Inter’val : les élus à la manoeuvre
Michel Delpech, Alain Souchon, Thomas Dutronc, Michael Gregorio, mille chaises disposées sur des courts de tennis couverts et transformés. Une scène pour l’occasion. Le festival Inter’val est organisé tous les automnes depuis 2003 par la Communauté de communes des vallons du Lyonnais (CCVL), dans huit bourgs situés à une quinzaine de kilomètres de Lyon (Rhône). Avec ses collines entremêlées, ses vergers, ses coteaux de vignes, la région offre des vues magnifiques. Mais ce n’est pas ce qui pousse les artistes à s’y produire.
« Ils jouent leur prestation calibrée pour les petites salles, leur show acoustique. Ils ne viennent pas avec vingt musiciens et danseurs pour notre petite scène », explique-t-il. Il faut compter de 20 000 € à 35 000 € pour chacune des deux ou trois têtes d’affiche tous les ans.

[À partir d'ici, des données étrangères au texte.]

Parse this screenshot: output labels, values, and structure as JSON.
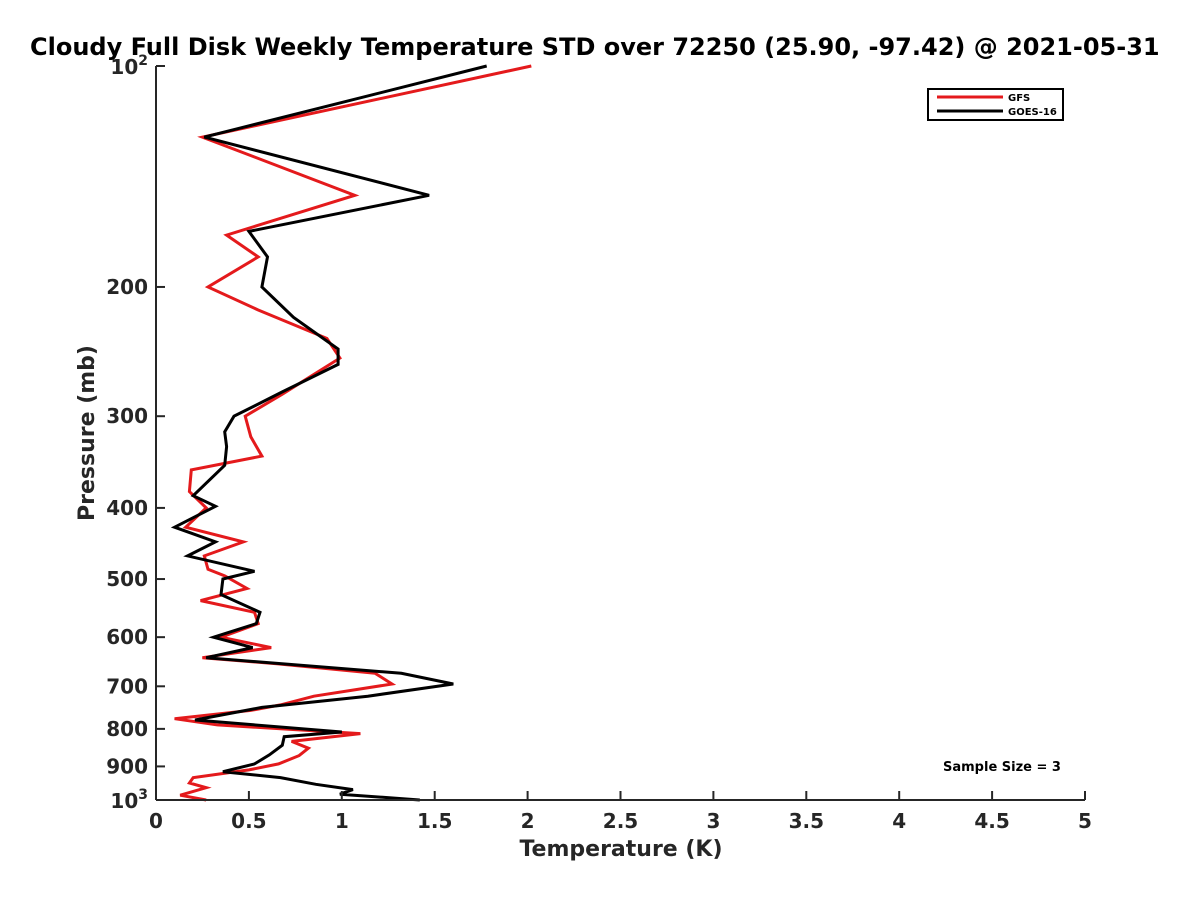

« Cela fait 90 000€ de cachets d’artistes », résume Bernard Servanin. Les coûts ne s’arrêtent évidemment pas là. « Le reste des frais est pris en charge par la CCVL : 10 000 € de budget de communication, et 60 000 € d’installation technique et de transformation des courts de tennis. », égrène le directeur. 35 élus ou anciens élus assurent le fonctionnement du site. Ces coûts sont intégralement couverts par les entrées.
Pas de financement privé
Le festival ne jouit d’aucun financement privé. « Nous sommes une collectivité, rappelle Daniel Malosse, le président de la CCVL. Sur le plan déontologique, ce ne serait pas très confortable d’avoir des entreprises mécènes, susceptible de répondre aussi à nos appels d’offre. »

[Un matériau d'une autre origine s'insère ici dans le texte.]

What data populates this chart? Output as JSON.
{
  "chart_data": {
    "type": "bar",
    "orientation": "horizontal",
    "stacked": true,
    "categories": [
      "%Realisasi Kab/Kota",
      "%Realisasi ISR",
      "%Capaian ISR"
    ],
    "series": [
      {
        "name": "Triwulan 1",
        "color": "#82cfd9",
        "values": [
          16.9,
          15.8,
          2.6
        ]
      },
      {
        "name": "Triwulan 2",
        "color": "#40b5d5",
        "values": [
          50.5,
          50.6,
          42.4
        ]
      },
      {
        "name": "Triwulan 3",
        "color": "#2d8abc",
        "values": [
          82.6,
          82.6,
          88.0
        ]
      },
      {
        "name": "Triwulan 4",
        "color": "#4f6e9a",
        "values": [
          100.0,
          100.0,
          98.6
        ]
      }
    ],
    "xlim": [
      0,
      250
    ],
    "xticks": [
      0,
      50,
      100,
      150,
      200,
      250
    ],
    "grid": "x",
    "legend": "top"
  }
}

Mais les têtes d’affiche ne sont pas les seules à faire le spectacle. « En plus d’offrir des artistes de renommée nationale à nos concitoyens, nous voulions aussi à l’origine proposer une scène à des associations locales », se souvient Daniel Malosse. En dehors des courts de tennis, des manifestations ont lieu dans une quinzaine de lieux comme à l’église de Grézieux-la-Varenne où se tiendra un concert de carillons. Les associations gèrent seules leurs propres spectacles.
« Nous organisons aussi des événements pour les scolaires, ajoute Bernard Servanin. L’année dernière, on leur a décerné le coup de cœur du festival. »
*Inter’val — du 2 septembre au 2 octobre 2016 — Huit villes de la Communauté de communes des vallons du Lyonnais (CCVL) — Environ 30 euros pour une tête d’affiche, 10 euros pour les spectacles associatifs
Papillons de nuit : le plus gros dans la plus petite ville
C’est l’histoire d’une bande de copains qui jouait dans la salle des fêtes de Saint-Laurent-de-Cuves (Manche), à mi-chemin entre Rennes et Caen, à la fin des années 1990. En 2001, ils ont commencé à voir plus grand. En 2016, Michel Polnareff, Louise Attaque, Indochine, Nekfeu rendront visite aux 480 habitants de la bourgade et aux 1300 bénévoles et 70 000 spectateurs de Papillon de Nuit.
Trois millions d’euros de budget. Un savant mélange. Le financement provient à 60% de la billetterie, à 20% des recettes du bar et des restaurants. Le privé représente, lui, entre 15% et 20%. « Nous avons 180 entreprises partenaires, commente Pierre-Olivier Madelaine. Mais ils n’ont aucun droit d’ingérence dans l’organisation. » S’ajoutent enfin plus 50 000 € de subventions.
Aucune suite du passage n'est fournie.